Interdisciplinary Research Centre
 
‘Messy’ production of perovskite material increases solar cell efficiency

Discovery means simpler and cheaper manufacturing methods are actually beneficial for the material’s use in next-generation solar cells or LED lighting.

 

University of Cambridge researchers from the Stranks Lab and Deschler Lab studying perovskite materials for next-generation solar cells and flexible LEDs have discovered that they can be more efficient when their chemical compositions are less ordered, vastly simplifying production processes and lowering cost. The most commonly used material for producing solar panels is crystalline silicon, but to achieve efficient energy conversion requires an expensive and time-consuming production process. The silicon material needs to have a highly ordered wafer structure and is very sensitive to any impurities, such as dust, so has to be made in a cleanroom.
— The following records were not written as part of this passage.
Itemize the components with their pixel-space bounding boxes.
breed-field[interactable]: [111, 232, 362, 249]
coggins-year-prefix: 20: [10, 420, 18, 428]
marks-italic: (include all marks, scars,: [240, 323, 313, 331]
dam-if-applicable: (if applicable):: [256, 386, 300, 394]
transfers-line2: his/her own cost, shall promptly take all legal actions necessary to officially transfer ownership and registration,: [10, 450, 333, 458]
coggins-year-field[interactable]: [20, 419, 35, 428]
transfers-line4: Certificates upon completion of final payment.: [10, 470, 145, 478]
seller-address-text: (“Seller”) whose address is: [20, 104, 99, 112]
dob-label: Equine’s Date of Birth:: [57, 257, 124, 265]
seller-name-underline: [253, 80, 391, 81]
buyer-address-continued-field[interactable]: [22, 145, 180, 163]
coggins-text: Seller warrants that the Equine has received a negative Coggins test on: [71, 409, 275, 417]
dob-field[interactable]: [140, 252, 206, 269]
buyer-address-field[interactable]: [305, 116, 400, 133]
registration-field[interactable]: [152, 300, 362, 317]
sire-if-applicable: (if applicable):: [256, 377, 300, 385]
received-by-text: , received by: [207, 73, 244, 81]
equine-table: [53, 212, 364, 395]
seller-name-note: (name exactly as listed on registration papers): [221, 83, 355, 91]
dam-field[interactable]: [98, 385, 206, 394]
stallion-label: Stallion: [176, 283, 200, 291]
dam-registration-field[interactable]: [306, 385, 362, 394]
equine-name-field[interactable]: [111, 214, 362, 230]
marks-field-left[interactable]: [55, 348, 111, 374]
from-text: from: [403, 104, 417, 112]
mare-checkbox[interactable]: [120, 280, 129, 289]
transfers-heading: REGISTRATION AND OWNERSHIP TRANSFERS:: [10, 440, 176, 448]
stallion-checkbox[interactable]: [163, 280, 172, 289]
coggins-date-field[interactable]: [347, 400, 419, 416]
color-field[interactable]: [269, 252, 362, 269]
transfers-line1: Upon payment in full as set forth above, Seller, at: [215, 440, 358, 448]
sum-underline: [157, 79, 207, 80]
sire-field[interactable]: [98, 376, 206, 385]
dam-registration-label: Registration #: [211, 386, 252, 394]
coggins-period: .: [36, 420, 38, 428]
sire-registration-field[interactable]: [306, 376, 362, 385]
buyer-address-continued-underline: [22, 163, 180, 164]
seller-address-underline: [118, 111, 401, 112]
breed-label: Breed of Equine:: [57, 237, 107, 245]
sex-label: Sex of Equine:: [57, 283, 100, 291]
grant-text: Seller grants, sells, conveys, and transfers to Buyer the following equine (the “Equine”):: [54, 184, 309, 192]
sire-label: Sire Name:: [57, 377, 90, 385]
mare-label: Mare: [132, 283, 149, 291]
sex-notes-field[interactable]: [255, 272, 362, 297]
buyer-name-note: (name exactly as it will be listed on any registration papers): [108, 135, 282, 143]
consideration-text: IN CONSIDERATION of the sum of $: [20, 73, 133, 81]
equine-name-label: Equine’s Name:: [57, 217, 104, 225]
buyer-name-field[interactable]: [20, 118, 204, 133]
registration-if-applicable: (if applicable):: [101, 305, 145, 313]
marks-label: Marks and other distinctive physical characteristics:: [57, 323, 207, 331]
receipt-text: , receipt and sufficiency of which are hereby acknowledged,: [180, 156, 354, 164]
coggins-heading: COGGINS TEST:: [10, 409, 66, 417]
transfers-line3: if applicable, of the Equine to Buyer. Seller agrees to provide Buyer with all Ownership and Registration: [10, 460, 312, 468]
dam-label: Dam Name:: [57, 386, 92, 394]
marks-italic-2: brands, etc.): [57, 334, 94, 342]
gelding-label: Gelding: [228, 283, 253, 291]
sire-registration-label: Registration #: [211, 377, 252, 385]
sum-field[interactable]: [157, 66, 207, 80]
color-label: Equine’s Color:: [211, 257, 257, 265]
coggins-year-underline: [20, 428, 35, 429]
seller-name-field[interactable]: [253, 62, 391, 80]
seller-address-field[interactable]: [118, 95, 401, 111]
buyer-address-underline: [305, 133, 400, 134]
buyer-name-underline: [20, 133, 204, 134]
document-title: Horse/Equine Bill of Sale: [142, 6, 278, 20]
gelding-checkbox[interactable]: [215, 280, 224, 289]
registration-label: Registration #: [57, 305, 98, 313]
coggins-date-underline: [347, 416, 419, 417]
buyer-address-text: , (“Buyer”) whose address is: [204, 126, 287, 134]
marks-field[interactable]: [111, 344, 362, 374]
In the last decade, perovskite materials have emerged as promising alternatives. The lead salts used to make them are much more abundant and cheaper to produce, and can be prepared in a liquid ink that is simply printed to produce a film of the material. The components used to make the perovskite can be changed to give the materials different colours and structural properties, for example, making the films emit different colours or collect sunlight more efficiently.

The researchers discovered that their rough, multi-component alloyed preparations were actually improving the efficiency of the materials by creating lots of areas with different compositions that could trap the energised charge carriers, either from sunlight in a solar cell, or an electrical current in an LED.